6

101K 2.7K 2.6K
                                    

Aspen 

Chris returned almost an hour later. His hair wet, body stiff as he had seen me cleaning up the mess I had made. 

Upon him leaving, I had gone to my own room. Finding a shirt that was loose enough that didn't cling to my body, which was easy since I still had my old wardrobe. I hadn't put on a bra and I didn't even know if I had to do anything else to my chest. But I'd ask Chris later, for now I was okay. 

Coming back downstairs, I had to pick up the shards of the mug. Being careful not to accidentally step on any small piece or hurt myself even more. After that I had fallen to my knees to wipe away the coffee. Feeling the stickiness under my feet even after I had cleaned it up twice. 

When he had entered, I could have sworn his eyes fell on my chest. It made my skin burn up, my cheeks flush at the thought of him seeing me. And then I had to speak up, but in all honesty it was the truth. "We're okay right? I mean anyways you've seen plenty of them," I muttered referring to that part of me he had touched. 

Chris froze, swallowing once before nodding. "Everything is fine." 

It wasn't. We ate in silence. An uncomfortable silence. 

I had kept flickering my eyes at him, to gauge off any emotions. But Chris was just looking down at his food, pretending to eat. 

"Are you sure?" 

Chris's eyes met mine, closing briefly. "Of course." 

But I couldn't shake the feeling that it wasn't. Well at least not for me. What Lilith had said was the plain truth, Chris was hot. I could admit that, even if it made me a sinner. 

That fact alone should make my stomach turn and make my mouth taste bitter. But it didn't, it made me feel all sorts of emotions. Thinking that was a sin, and letting him touch me was even greater. But I liked it, I enjoyed it. I shouldn't have, pleasure was a sin. His touch should not have elicited such wicked thoughts. Should not make me think things that could send me to one of the seven rings of hell. 
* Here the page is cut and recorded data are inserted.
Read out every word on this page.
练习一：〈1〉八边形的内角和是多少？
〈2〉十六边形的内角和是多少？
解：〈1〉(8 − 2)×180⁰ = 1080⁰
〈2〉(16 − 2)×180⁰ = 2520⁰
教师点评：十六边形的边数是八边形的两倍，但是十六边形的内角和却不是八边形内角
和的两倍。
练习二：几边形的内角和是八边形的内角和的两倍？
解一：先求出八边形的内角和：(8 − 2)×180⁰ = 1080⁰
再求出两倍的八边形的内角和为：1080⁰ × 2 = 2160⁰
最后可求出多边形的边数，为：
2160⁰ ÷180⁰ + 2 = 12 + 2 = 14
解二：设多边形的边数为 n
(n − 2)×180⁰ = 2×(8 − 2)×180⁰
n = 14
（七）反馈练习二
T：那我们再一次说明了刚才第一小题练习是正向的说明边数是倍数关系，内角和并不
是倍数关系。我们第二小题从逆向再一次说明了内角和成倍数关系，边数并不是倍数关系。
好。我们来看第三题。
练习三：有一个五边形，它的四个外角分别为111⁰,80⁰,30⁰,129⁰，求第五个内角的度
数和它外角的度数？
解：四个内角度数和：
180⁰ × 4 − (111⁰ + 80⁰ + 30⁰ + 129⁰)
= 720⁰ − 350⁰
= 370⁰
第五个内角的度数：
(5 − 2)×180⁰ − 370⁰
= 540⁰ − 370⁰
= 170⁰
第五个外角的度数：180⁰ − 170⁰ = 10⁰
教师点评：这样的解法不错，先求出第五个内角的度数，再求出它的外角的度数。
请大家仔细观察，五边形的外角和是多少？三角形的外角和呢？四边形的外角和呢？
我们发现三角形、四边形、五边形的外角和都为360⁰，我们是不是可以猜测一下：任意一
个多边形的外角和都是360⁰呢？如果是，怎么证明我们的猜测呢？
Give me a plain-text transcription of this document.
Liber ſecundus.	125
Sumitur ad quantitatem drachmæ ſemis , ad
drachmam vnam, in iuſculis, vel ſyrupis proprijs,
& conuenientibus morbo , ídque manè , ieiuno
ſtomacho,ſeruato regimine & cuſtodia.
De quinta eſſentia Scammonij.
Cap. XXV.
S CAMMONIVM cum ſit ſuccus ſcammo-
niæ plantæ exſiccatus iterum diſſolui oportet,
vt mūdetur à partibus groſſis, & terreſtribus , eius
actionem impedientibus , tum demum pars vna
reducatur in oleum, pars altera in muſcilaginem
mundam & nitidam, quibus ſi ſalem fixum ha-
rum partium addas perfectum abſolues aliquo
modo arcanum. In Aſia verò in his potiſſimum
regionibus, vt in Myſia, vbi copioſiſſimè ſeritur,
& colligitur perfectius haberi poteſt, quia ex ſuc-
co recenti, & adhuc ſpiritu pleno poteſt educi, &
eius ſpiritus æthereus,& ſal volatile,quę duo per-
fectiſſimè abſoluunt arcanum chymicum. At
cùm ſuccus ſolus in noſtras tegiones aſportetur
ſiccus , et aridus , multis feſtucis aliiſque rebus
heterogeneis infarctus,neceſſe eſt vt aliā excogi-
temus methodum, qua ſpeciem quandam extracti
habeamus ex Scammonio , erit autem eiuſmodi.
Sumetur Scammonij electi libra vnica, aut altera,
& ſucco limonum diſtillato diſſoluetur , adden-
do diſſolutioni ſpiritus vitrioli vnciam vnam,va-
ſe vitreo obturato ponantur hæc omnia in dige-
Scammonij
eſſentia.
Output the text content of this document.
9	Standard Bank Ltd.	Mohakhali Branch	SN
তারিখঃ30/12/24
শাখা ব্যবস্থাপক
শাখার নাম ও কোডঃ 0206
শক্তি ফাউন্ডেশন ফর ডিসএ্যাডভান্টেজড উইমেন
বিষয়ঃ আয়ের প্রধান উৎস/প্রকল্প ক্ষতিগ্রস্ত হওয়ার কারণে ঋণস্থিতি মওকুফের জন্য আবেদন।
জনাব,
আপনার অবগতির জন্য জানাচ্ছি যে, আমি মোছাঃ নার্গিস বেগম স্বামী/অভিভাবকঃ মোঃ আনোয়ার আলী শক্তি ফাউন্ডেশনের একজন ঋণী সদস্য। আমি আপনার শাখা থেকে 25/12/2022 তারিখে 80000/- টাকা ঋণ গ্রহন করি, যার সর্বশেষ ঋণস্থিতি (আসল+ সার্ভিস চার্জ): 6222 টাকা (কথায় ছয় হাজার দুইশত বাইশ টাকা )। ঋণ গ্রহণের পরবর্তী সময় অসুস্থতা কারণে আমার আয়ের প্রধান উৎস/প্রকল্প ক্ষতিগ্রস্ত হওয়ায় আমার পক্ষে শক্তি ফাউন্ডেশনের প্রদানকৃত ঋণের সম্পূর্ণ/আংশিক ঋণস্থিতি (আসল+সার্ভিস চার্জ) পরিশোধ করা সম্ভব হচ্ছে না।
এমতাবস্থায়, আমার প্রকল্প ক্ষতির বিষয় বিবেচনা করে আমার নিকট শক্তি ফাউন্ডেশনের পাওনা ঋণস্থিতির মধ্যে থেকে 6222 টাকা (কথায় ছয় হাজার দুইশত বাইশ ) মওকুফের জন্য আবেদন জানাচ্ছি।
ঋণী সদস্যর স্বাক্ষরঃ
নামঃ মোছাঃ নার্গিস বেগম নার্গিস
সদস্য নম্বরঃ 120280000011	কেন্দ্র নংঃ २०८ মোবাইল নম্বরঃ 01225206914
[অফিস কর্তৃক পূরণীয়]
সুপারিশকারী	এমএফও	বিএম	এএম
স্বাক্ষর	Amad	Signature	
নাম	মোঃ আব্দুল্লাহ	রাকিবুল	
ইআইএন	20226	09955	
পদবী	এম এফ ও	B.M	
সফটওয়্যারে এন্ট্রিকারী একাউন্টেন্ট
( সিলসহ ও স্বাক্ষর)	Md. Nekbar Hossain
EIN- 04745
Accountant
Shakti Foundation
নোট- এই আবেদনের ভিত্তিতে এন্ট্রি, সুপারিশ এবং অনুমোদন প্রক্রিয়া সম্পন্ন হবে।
Good lord I was under God's watchful eyes for twelve years. And the moment I stepped out, I was already twirling to a nonstop stop at hell. 

But it didn't panic me. It didn't bother me.

To get things straight, Chris wasn't exactly my father or stepfather. He was my guardian, well was. Well he still is until I decided to move away. And me being a teenager with raging hormones. It was normal to feel attracted to him. I think that's what books said. Or the stories implied. 

To top it off, I craved that touch again. Even if it was just him being a doctor, I wanted it. I wanted to touch him, see if what he did to me. I could do to him.  

But it still felt strange. 

Strange if I asked him to do such ungodly acts. 

And honestly, he could say no. He could kick me out of his house. He could do so much. But I was comfortable with him. And I knew that mattered. I knew he would help me, maybe not in what I want, but to a certain extent.  

But the more I thought about it. My mind just went to him and me. Went to the idea of him explaining all these sexual innuendos. Chris was my guardian after all, he was supposed to look after me. Lead me to a path of knowledge. I started to think that he would be the best person to teach me. After all he was a boy. And I was a girl. 

It was meant for boys and girls to be together. To learn and experience. To teach and be taught.

By the time I was done eating. I had already had a plan. It could work, or not. I wouldn't know unless I tried.